Now we are digging a path through the rubbish.
Yellow Mouse was the nadir of the cheap noughties horror films. Taking the plot of the Italian original and relocating the setting to America, the film trashes the finesse and indie sensibilities, and becomes a cheap knock off with little use outside of the bargain bin.
Yellow Mouse sucks. A crude description, but accurate to this monument to failure in almost capacity. Visions of a giant mouse are created with a crappy cgi rat that is more rotten brown in colour. The backgrounds are often green screened, meaning you have two layers of digital nonsense blurring against each other. A far cry from the beauty of Rome.
If the original movie contains the DNA of the slasher film, Yellow Mouse spills out the rear end of the genre. The chase scene are cliches romps with inevitable grisly conclusions. Rather than the pate showing, bristled moustachioed villain of the original, the baddie is a google-eyed tubby psycho, who shouts and screams his dialogue with camp aggression. The part where he screams ‘Mouse! Mouse!’ again and again has become a minor sensation on YouTube.
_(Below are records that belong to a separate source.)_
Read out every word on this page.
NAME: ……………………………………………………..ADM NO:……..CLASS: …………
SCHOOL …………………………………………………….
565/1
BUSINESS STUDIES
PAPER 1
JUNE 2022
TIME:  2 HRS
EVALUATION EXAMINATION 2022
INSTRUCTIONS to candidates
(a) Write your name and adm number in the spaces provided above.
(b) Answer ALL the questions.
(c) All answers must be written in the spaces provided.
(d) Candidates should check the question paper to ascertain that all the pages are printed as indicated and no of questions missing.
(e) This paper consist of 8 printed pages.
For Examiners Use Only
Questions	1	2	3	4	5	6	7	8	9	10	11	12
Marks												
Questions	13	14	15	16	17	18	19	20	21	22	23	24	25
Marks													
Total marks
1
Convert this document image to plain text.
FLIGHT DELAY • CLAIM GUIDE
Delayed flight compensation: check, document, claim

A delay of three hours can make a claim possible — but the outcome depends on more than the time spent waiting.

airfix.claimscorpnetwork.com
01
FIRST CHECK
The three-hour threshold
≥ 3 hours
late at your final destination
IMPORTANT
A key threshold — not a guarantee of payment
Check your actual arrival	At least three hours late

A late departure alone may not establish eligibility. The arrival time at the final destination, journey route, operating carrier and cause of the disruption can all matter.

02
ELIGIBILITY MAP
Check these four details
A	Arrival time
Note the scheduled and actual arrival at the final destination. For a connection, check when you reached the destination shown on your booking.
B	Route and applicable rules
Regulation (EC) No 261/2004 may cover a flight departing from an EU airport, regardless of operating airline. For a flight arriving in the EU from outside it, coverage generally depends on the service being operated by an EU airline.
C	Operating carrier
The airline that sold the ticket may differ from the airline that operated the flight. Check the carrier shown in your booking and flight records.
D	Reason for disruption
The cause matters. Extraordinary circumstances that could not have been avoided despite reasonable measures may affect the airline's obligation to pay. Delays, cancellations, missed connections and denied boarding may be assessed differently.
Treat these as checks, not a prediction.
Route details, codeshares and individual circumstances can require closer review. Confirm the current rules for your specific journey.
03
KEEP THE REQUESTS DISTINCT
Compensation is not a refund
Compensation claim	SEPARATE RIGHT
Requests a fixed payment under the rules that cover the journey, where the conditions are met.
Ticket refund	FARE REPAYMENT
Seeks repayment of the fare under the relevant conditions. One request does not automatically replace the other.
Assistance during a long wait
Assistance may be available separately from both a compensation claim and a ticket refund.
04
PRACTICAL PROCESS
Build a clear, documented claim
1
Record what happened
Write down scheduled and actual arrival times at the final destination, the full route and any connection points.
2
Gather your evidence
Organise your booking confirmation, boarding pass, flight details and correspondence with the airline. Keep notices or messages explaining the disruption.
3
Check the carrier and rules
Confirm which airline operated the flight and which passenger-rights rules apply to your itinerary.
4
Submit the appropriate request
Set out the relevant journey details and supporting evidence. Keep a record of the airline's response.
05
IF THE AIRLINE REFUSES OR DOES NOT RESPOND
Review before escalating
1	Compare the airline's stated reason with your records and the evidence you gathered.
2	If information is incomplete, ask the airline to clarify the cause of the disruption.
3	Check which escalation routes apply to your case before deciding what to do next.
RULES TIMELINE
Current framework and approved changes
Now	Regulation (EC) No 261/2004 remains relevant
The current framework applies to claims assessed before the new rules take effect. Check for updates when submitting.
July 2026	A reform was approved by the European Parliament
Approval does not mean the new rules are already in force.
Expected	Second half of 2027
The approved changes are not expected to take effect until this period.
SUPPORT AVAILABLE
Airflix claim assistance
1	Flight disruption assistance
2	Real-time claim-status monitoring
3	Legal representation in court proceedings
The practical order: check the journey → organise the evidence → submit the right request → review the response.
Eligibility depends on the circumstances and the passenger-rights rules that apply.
There are few reasons to check out this flick, especially if you are a fan of the original, or even the sequel. This is a textbook example of why remakes are often the bane of cinema. Do not waste your time finding out why.
The only other aspect of any note is that I keep having dreams about this film. That crappy cgi mouse has infested my consciousness alongside the seventies original Together they roam the pathways of my mind. I haven’t had a decent sleep in weeks. Last week I forgot to eat for two weeks.